The cost of launching a startup or starting a business in every country around the world
Even though the cost of launching a startup continues to go down because founders no longer need to spend millions of dollars on expensive software as part of the upfront/CAPEX cost, founders still face many other challenges.
The hardest part about running a startup or any business is not only about finding customers, it’s also about getting one started. Startup founders and new business owners have to shell out for approvals, licenses, permits, and much more. These processes are not just time-consuming but can also be quite expensive depending on where in the world you’re opening your business.
With the cost of living continues to increase here in the United States, many startup founders and entrepreneurs are thinking of relocating to places like South America, East Asia, and other countries where the cost of living and starting a business is lower. But have you ever thought about how much it costs to start a business in any of these countries?

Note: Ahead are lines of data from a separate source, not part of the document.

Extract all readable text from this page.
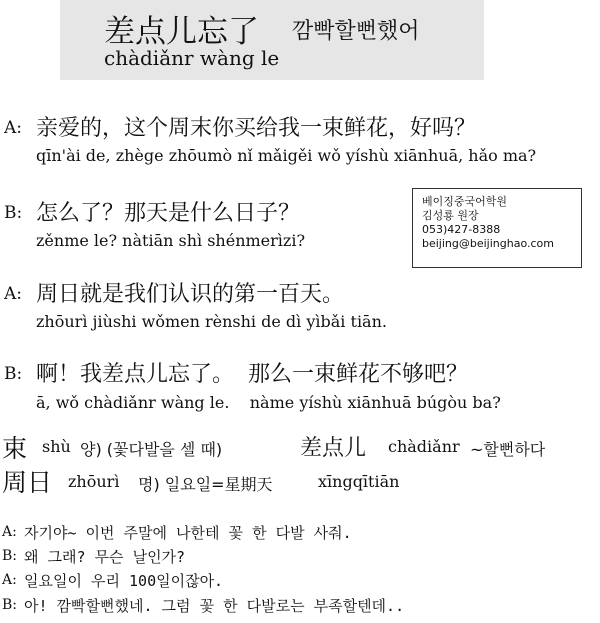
差点儿忘了 깜빡할뻔했어
chàdiǎnr wàng le
A: 亲爱的，这个周末你买给我一束鲜花，好吗？
qīn'ài de, zhège zhōumò nǐ mǎigěi wǒ yíshù xiānhuā, hǎo ma?
B: 怎么了？那天是什么日子？
zěnme le? nàtiān shì shénmerìzi?
베이징중국어학원
김성룡 원장
053)427-8388
beijing@beijinghao.com
A: 周日就是我们认识的第一百天。
zhōurì jiùshi wǒmen rènshi de dì yìbǎi tiān.
B: 啊！我差点儿忘了。  那么一束鲜花不够吧？
ā, wǒ chàdiǎnr wàng le.    nàme yíshù xiānhuā búgòu ba?
束 shù 양) (꽃다발을 셀 때)	差点儿 chàdiǎnr ~할뻔하다
周日 zhōurì 명) 일요일=星期天	xīngqītiān
A: 자기야~ 이번 주말에 나한테 꽃 한 다발 사줘.
B: 왜 그래? 무슨 날인가?
A: 일요일이 우리 100일이잖아.
B: 아! 깜빡할뻔했네. 그럼 꽃 한 다발로는 부족할텐데..
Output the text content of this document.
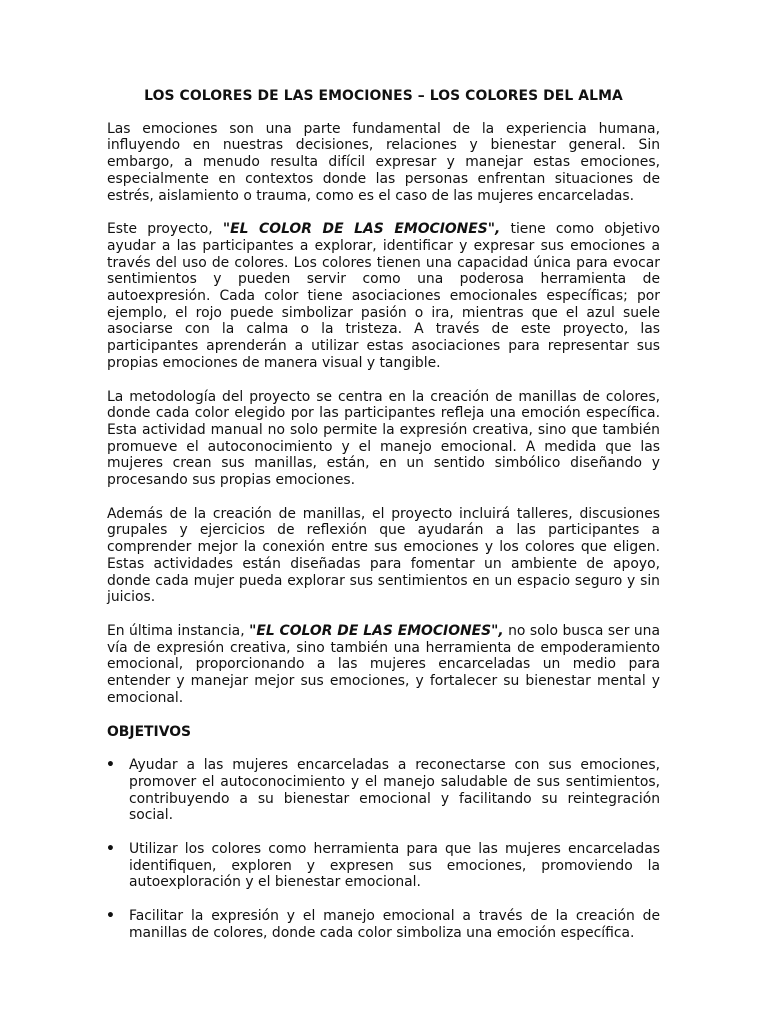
LOS COLORES DE LAS EMOCIONES – LOS COLORES DEL ALMA

Las emociones son una parte fundamental de la experiencia humana, influyendo en nuestras decisiones, relaciones y bienestar general. Sin embargo, a menudo resulta difícil expresar y manejar estas emociones, especialmente en contextos donde las personas enfrentan situaciones de estrés, aislamiento o trauma, como es el caso de las mujeres encarceladas.

Este proyecto, "EL COLOR DE LAS EMOCIONES", tiene como objetivo ayudar a las participantes a explorar, identificar y expresar sus emociones a través del uso de colores. Los colores tienen una capacidad única para evocar sentimientos y pueden servir como una poderosa herramienta de autoexpresión. Cada color tiene asociaciones emocionales específicas; por ejemplo, el rojo puede simbolizar pasión o ira, mientras que el azul suele asociarse con la calma o la tristeza. A través de este proyecto, las participantes aprenderán a utilizar estas asociaciones para representar sus propias emociones de manera visual y tangible.

La metodología del proyecto se centra en la creación de manillas de colores, donde cada color elegido por las participantes refleja una emoción específica. Esta actividad manual no solo permite la expresión creativa, sino que también promueve el autoconocimiento y el manejo emocional. A medida que las mujeres crean sus manillas, están, en un sentido simbólico diseñando y procesando sus propias emociones.

Además de la creación de manillas, el proyecto incluirá talleres, discusiones grupales y ejercicios de reflexión que ayudarán a las participantes a comprender mejor la conexión entre sus emociones y los colores que eligen. Estas actividades están diseñadas para fomentar un ambiente de apoyo, donde cada mujer pueda explorar sus sentimientos en un espacio seguro y sin juicios.

En última instancia, "EL COLOR DE LAS EMOCIONES", no solo busca ser una vía de expresión creativa, sino también una herramienta de empoderamiento emocional, proporcionando a las mujeres encarceladas un medio para entender y manejar mejor sus emociones, y fortalecer su bienestar mental y emocional.

OBJETIVOS
• Ayudar a las mujeres encarceladas a reconectarse con sus emociones, promover el autoconocimiento y el manejo saludable de sus sentimientos, contribuyendo a su bienestar emocional y facilitando su reintegración social.
• Utilizar los colores como herramienta para que las mujeres encarceladas identifiquen, exploren y expresen sus emociones, promoviendo la autoexploración y el bienestar emocional.
• Facilitar la expresión y el manejo emocional a través de la creación de manillas de colores, donde cada color simboliza una emoción específica.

Today, we want to share with you the great work the team at BusinessFinancing.co.uk has done. After many months of research, they have collated the costs involved in starting a new business in 190 countries and then mapped the results.
Below are the major highlights of their findings:
- The United Arab Emirates is the most expensive country to establish a business, with start-up costs of $7,443.51.
- There are no fees to start a business in Rwanda for the first two years, and in Slovenia the only ‘cost’ is a capital requirement of €7,500 with no fees.
- Starting a new business is least affordable in Congo, where $1,232 in fees equates to 2,554% of the average monthly income.
- In Kazakhstan it takes just 2% of the average monthly income ($12 against $531) to start a business.
Below is the map of the affordability for each country.
Low wages and substantial fees make it a challenge to start a business in much of Africa. The average monthly pay in Congo is just shy of $50, putting the $1,232.08 in start-up fees out of reach for most independent entrepreneurs. A similar – though not quite so drastic – disparity exists in the Central African Republic, Chad, and Mali, as well as further afield in Haiti, Yemen, and Syria. Suriname in South America has slightly higher wages, but higher fees put Surinamese start-ups in a similar position.